The book points out that the way of assembling the object "Bob" also affects whether the condition will be true of not, which confuses me the most.
For ex.:
String nickname = "Bob";
...
if (nickname == "Bob") //TRUE
But if "Bob" is created from .substring()
method, condition will be FALSE.
String name = "Robert";
String nickname = name.substring(0,3);
...
if (nickname == "Rob")//FALSE
Why is this so?
Edit: in the end of the book's explanation, I found a sentence which also confuses me a lot:
Because string objects are always constructed by the compiler, you never have an interest in whether two strings objects are shared.
Doesn't everything we write get constructed by the compiler?
You should not use == (equality operator) to compare these strings because they compare the reference of the string, i.e. whether they are the same object or not. On the other hand, equals() method compares whether the value of the strings is equal, and not the object itself.
“Using the equality (==) and inequality (!=) operators to compare two objects does not check to see if they have the same values. Rather it checks to see if both object references point to exactly the same object in memory. The vast majority of the time, this is not what you want to do.”
The major difference between the == operator and . equals() method is that one is an operator, and the other is the method. Both these == operators and equals() are used to compare objects to mark equality.
The == operator compares whether two object references point to the same object. For example: System.
You need to understand 2 things
String a = "Bob";
String b = "Bob";
System.out.println(a.equals(b));
System.out.println(a == b);
How do you think? What the output?
true
true
What doing this? First string created in string pool in permanent generation memory. Second string get existing object from pool.
String a = "Bob"; // create object in string pool(perm-gen)
String b = "Bob"; // getting existing object.
How right you noticed :
For efficiency, Java makes only one string object for every string constant.
String nickname = name.substring(0,3);
As String is immutable object name.substring(0,3);
created new String("Rob")
in heap memory, not in perm-gen.
In Java 8 String pool is created in PermGen area of Heap, garbage collection can occur in perm space but depends upon JVM to JVM. By the way from JDK 1.7 update, String pool is moved to heap area where objects are created.
Read more here.
String literals are internally handled by the JVM so that for every unique String literal, it always refers to the same object if it has the same value. For example, a string literal "test" in class A will be the exact same object as a string literal "test" in class B.
Doesn't everything we write get constructed by the compiler?
The compiler simply adds a the string literal to the classes constant pool
upon compilation and loads it with a special instruction called LDC
, the rest is handled by the JVM, which loads the string constant from a special string constant pool that never removes / garbage-collects any objects (previously permgen).
However, you can get the 'internal' version of any string (as if it was a string literal) using String#internal()

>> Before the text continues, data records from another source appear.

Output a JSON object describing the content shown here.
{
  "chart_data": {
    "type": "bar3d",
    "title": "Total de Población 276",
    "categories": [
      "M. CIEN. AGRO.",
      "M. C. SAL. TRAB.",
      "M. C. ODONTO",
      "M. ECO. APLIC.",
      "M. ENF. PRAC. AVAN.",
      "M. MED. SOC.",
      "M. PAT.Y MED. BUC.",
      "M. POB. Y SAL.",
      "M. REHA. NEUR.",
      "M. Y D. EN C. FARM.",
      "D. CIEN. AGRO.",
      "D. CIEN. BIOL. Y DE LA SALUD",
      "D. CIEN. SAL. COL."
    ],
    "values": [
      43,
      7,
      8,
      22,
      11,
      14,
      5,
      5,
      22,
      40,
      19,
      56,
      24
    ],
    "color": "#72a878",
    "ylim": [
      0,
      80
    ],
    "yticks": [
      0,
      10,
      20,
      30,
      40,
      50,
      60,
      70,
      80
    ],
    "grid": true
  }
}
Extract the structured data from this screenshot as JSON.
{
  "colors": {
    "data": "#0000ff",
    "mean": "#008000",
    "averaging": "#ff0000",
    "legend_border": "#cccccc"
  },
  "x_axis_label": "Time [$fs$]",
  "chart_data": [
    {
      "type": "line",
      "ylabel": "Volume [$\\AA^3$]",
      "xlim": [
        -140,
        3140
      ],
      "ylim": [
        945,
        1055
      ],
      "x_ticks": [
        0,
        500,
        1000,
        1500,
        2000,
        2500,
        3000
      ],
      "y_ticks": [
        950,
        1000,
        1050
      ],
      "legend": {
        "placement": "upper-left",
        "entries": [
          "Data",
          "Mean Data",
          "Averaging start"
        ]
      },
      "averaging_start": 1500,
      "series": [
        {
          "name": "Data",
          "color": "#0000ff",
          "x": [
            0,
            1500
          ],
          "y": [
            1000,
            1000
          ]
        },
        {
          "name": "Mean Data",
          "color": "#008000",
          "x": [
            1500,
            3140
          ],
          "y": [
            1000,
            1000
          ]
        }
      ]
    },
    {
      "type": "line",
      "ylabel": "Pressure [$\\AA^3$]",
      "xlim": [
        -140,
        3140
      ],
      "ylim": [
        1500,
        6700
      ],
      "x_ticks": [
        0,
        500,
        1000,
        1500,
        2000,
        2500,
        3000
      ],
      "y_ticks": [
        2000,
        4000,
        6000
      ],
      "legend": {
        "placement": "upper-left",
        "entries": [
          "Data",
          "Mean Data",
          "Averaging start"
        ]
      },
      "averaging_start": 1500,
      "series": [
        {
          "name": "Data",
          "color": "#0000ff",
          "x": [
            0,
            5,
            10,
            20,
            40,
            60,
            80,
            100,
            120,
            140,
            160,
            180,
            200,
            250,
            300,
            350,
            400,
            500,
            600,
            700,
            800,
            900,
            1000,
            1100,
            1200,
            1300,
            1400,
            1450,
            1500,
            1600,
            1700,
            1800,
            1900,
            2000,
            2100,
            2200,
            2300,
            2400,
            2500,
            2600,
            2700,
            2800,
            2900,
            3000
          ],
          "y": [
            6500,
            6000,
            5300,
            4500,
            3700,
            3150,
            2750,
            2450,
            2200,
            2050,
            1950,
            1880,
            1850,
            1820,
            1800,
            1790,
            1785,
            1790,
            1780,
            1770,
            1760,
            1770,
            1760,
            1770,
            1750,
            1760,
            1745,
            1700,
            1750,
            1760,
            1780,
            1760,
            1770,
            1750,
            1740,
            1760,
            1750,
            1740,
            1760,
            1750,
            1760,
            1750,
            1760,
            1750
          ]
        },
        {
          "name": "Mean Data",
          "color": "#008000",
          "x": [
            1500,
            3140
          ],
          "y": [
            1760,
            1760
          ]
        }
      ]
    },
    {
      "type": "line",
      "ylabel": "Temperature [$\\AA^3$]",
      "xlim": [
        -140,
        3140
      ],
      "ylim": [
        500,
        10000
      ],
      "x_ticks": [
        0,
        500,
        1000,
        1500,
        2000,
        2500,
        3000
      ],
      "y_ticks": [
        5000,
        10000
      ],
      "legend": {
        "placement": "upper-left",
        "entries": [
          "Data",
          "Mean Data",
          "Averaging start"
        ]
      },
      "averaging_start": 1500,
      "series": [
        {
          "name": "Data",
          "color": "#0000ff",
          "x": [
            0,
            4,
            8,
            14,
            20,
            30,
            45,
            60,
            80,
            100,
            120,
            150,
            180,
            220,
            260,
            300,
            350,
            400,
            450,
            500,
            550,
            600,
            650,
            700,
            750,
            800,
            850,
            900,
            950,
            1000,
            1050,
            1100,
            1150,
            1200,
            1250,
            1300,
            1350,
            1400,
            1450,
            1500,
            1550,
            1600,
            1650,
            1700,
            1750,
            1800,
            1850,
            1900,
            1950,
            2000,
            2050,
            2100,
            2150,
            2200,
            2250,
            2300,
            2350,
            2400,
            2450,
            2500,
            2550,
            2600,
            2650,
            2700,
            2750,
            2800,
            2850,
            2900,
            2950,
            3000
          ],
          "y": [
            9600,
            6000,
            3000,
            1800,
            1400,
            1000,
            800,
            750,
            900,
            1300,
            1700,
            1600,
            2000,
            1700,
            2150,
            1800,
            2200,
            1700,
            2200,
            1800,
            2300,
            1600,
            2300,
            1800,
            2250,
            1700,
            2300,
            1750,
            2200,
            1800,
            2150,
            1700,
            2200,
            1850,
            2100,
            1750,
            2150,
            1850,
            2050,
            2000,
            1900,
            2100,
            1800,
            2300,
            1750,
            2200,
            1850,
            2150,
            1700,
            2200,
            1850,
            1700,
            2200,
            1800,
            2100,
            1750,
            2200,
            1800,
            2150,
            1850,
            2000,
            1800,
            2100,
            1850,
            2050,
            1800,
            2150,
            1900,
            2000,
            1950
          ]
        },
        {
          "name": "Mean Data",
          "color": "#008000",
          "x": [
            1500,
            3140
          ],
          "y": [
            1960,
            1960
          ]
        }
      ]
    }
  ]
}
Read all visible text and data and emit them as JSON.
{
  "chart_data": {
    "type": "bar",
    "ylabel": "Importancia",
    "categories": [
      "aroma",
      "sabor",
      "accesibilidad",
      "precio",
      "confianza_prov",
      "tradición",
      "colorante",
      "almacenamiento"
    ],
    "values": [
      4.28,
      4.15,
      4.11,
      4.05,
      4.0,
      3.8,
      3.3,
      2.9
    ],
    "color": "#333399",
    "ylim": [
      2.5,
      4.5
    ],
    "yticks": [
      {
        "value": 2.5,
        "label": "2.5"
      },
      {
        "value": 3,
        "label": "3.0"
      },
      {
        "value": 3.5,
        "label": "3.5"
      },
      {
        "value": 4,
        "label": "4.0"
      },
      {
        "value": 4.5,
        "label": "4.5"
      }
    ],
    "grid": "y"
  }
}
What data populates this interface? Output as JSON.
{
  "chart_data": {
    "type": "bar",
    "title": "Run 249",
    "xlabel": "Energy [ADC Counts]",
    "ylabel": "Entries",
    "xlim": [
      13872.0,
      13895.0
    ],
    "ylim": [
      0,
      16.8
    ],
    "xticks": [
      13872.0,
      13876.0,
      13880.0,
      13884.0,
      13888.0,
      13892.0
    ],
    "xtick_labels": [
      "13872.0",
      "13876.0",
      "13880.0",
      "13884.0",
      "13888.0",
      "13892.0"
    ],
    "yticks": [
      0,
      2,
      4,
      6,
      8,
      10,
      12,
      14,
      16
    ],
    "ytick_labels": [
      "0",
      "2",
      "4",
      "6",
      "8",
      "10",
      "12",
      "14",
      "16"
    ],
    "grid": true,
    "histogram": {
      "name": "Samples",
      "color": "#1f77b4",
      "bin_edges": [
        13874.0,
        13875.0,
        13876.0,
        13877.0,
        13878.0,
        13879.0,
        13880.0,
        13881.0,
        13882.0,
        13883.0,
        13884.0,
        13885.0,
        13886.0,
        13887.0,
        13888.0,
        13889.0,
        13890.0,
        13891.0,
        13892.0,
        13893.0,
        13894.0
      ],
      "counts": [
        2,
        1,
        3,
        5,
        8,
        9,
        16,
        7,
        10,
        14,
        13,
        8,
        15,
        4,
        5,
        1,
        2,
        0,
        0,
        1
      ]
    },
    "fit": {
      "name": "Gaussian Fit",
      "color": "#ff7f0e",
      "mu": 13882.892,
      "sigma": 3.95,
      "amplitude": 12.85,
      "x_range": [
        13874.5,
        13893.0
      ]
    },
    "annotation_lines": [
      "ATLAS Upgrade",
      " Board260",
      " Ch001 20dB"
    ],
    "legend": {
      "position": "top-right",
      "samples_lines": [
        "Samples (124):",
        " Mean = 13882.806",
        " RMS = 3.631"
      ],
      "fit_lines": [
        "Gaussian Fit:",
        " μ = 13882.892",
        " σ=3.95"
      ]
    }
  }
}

, which would cause the ==
operator to work again.
It's about objects.
Since these aren't primitives ==
doesn't compare what they are. ==
compares where they are (in heap memory).
.equals()
should (if implemented) compare what's contained in that memory.
This is a detail that is easily forgotten because small strings and boxed numbers often don't get new memory when created because it's more optimal to instead point you to cached version of the same thing. Thus you can ask for a new "Bob" over and over and just get handed a reference (memory address) to the same "Bob". This tempts us to compare them like primitives since that seems to work the same way. But not every object will have this happen to it so it's a bad habit to let yourself develop.
This trick works only when 1) a matching object already exists, 2) it's immutable so you can't surprise users of other "copies" by changing it.
To abuse an old metaphor, if two people have the same address it's a safe bet that they keep the same things at home, since it's the same home. However, just because two people have different addresses doesn't mean they don't keep exactly the same things at home.
Implementing .equals()
is all about defining what we care about when comparing what is kept in these objects.
So only trust ==
to compare values of primitives. Use .equals()
to ask an object what it think's it's equal to.
Also, this isn't just a java issue. Every object oriented language that lets you directly handle primitives and object references/pointers/memory address will force you to deal with them differently because a reference to an object is not the object it self.
The objects value is not the same as it's identity. If it was there would only ever be one copy of an object with the same contents. Since the language can't perfectly make that happen you're stuck having to deal with these two concepts differently.